前を見ても後ろを見ても、どこまでも森が続いてるし、俺たち以外に人っ子一人見かけないし、魔物の影すらないんだぞ?」
「まあまあイトよ、あわててもしかたなかろう?
このまま行けるところまで行こうじゃないか。
なにかが通ったあとは残ってるんだ、どこかには通じているはずさ」
「そうかねぇ……」
「大丈夫だって。このまま抜けられれば、普通に向かうのと同じくらいでは着けるからさ」
「それは……さすが近道だねぇ……」
凹◎凹◎凹◎
背の高い木々によって隠されたそこは、まさに砂漠にあらわれたオアシスだった。
しかしもちろん、そこにはヤシの木や湖などはなかった。
代わりにそこにあったのは、木で作られた一軒の小さな小屋だけだった。
「ここは……?」
「ほほう、こんなところに家があるとはな」
この森は、通称『くらましの森』と呼ばれている森だった。
森に入ったものを文字通り隠してしまい、二度と見つからないようにしてしまう、まさに魔法が渦巻いている森なのだ。
見つけようとしたものは絶対に見つからない。
そんな場所だった。
だから出口を探していた私たちは、必然的に、このような場所に導かれてしまったのだった。

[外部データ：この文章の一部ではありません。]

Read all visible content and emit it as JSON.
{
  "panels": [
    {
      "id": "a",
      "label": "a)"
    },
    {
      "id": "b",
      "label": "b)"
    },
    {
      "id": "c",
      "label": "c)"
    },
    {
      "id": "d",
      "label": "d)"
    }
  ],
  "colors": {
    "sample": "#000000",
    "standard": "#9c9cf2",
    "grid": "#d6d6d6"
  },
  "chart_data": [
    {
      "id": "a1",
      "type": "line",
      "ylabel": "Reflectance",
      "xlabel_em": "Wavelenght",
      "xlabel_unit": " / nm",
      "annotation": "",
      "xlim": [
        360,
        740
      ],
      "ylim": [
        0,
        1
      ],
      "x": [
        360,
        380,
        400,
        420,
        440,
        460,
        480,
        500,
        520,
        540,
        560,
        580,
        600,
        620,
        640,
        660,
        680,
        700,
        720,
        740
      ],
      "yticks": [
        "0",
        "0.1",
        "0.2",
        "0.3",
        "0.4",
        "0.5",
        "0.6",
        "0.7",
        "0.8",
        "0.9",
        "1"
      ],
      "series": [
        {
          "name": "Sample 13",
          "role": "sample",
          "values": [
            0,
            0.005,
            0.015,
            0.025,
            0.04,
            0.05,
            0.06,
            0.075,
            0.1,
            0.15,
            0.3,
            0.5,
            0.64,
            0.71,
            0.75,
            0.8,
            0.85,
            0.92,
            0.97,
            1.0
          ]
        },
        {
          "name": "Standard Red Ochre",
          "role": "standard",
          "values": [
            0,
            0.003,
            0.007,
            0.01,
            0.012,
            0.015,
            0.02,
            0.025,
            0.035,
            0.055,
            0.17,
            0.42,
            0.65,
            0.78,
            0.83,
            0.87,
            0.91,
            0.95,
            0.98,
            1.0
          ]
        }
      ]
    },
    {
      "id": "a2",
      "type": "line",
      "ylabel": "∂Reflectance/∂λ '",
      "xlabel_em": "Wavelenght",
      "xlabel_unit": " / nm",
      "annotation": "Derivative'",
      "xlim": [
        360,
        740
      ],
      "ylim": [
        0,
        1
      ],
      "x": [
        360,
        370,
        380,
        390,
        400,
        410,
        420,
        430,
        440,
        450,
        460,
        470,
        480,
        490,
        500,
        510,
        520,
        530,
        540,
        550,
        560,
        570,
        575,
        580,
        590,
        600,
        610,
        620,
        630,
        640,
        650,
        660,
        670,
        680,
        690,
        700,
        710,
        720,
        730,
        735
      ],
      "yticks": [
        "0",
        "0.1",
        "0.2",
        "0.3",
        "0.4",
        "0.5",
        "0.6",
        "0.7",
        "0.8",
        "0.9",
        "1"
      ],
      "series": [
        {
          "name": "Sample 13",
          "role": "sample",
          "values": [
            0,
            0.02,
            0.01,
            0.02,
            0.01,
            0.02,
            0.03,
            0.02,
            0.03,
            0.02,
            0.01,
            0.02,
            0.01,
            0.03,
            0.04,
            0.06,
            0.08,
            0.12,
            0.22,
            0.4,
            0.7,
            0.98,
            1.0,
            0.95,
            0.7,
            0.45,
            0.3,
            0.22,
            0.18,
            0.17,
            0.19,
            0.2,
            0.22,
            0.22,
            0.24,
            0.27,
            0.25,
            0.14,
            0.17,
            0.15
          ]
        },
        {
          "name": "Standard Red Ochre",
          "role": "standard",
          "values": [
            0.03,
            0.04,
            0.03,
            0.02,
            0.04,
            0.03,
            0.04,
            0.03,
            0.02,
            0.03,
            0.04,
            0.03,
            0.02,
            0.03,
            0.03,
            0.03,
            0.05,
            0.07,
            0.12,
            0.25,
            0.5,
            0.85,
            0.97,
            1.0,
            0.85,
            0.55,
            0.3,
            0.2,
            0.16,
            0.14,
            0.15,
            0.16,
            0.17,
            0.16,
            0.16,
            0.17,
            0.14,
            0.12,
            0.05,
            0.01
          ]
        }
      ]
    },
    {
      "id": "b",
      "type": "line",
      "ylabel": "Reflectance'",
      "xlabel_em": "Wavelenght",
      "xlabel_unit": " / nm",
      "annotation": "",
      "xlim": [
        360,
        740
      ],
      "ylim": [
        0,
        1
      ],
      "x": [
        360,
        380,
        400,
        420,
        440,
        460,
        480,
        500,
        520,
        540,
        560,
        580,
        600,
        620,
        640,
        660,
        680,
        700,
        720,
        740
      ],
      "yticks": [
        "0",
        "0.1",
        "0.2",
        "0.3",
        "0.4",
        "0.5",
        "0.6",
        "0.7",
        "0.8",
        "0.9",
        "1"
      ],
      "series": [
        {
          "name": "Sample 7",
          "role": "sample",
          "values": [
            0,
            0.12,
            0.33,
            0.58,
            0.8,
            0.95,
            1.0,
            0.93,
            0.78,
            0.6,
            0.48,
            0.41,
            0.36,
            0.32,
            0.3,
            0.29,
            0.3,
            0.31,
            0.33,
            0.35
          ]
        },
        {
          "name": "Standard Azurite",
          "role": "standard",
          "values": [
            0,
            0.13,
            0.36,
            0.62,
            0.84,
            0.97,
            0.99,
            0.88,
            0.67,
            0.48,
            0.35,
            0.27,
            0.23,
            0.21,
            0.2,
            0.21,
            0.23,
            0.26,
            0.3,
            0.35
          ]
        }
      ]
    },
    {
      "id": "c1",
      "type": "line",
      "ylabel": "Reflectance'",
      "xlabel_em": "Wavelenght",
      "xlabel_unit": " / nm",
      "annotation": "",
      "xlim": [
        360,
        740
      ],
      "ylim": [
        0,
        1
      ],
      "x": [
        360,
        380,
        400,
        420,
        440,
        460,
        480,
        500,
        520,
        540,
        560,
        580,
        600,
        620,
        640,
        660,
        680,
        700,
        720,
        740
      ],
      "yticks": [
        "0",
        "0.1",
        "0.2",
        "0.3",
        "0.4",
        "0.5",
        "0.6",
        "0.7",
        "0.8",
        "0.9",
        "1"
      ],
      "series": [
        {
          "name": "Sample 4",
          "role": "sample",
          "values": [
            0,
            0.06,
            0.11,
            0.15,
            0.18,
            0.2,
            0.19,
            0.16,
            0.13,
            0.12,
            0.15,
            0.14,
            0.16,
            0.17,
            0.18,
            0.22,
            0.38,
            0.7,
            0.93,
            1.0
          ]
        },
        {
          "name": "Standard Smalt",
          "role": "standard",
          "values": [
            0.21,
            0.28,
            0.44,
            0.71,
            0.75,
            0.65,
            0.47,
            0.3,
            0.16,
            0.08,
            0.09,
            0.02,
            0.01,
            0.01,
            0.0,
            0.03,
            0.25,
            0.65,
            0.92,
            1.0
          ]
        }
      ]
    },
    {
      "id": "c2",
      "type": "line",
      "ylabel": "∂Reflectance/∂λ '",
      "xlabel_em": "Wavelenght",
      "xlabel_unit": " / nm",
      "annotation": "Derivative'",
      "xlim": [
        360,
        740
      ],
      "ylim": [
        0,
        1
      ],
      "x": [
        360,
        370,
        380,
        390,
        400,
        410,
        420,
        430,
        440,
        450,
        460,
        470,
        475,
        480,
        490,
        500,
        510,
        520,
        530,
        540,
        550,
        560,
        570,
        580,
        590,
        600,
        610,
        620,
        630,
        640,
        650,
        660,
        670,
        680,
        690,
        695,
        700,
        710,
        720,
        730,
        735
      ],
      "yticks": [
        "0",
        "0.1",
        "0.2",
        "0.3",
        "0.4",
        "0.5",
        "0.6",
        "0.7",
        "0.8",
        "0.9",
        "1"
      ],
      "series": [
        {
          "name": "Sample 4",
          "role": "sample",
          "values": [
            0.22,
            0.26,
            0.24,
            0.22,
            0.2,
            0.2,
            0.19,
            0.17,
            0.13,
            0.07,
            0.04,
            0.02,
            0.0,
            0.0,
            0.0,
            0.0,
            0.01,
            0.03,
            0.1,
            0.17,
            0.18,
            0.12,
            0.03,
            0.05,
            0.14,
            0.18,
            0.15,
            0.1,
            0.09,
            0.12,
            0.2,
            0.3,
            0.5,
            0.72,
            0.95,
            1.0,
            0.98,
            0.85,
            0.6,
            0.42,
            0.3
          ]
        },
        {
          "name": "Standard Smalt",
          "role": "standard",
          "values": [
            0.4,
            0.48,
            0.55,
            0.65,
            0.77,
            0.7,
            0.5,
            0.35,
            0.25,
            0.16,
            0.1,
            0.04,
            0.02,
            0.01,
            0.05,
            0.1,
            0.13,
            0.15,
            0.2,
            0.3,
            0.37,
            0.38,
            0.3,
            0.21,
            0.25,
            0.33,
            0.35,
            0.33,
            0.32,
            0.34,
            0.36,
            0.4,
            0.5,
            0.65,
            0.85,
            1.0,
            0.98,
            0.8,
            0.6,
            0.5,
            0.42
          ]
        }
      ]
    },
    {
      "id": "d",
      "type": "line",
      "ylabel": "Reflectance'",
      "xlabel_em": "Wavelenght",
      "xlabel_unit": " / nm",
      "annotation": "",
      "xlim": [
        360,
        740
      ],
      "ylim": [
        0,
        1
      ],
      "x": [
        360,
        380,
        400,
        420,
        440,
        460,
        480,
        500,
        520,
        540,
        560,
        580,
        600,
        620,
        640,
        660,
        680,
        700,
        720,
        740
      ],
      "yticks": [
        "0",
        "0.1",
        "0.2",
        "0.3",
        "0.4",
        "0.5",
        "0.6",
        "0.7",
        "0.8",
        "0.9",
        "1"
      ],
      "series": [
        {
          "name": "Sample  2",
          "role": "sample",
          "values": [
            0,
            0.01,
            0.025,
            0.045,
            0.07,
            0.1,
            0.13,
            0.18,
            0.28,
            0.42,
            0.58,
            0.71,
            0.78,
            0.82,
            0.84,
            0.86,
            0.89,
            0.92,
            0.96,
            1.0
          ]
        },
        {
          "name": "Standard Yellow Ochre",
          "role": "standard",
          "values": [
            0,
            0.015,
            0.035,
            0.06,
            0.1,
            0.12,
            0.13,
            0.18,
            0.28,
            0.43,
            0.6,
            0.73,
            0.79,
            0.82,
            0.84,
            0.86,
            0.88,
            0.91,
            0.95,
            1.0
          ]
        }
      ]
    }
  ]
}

「おい待て。そう呼ばれてるのを知ってたんなら、なんでこんな森に入ったんだよ」
「私がいれば大丈夫だと思ったんだがなぁ。
なぜなら私は、元魔王、なのだからな。
きっと、私以外の誰かのせいだろうなぁ。
なあ、イト」
「俺か? 俺のせいだってか?」
「早く森を抜けたいと言っていたではないか。誰よりもイトが、出口を求めていたはずだぞ?」
「それは……そうだけど。そういうことは先に教えといてくれよ、じゃないと絶対探しちゃうだろ」
「まあまあ、私たちは別に急いでいるわけではないのだから、なにも問題はない。
それに、私ですら知らなかった場所に、こうしておとずれることができたのだ、むしろ誇るべきところだぞ?」
「へいへい」
木漏れ日に照らされた家からは、なにものかが息づく気配を感じられた。
きっと、誰かが住んでいるのだろう。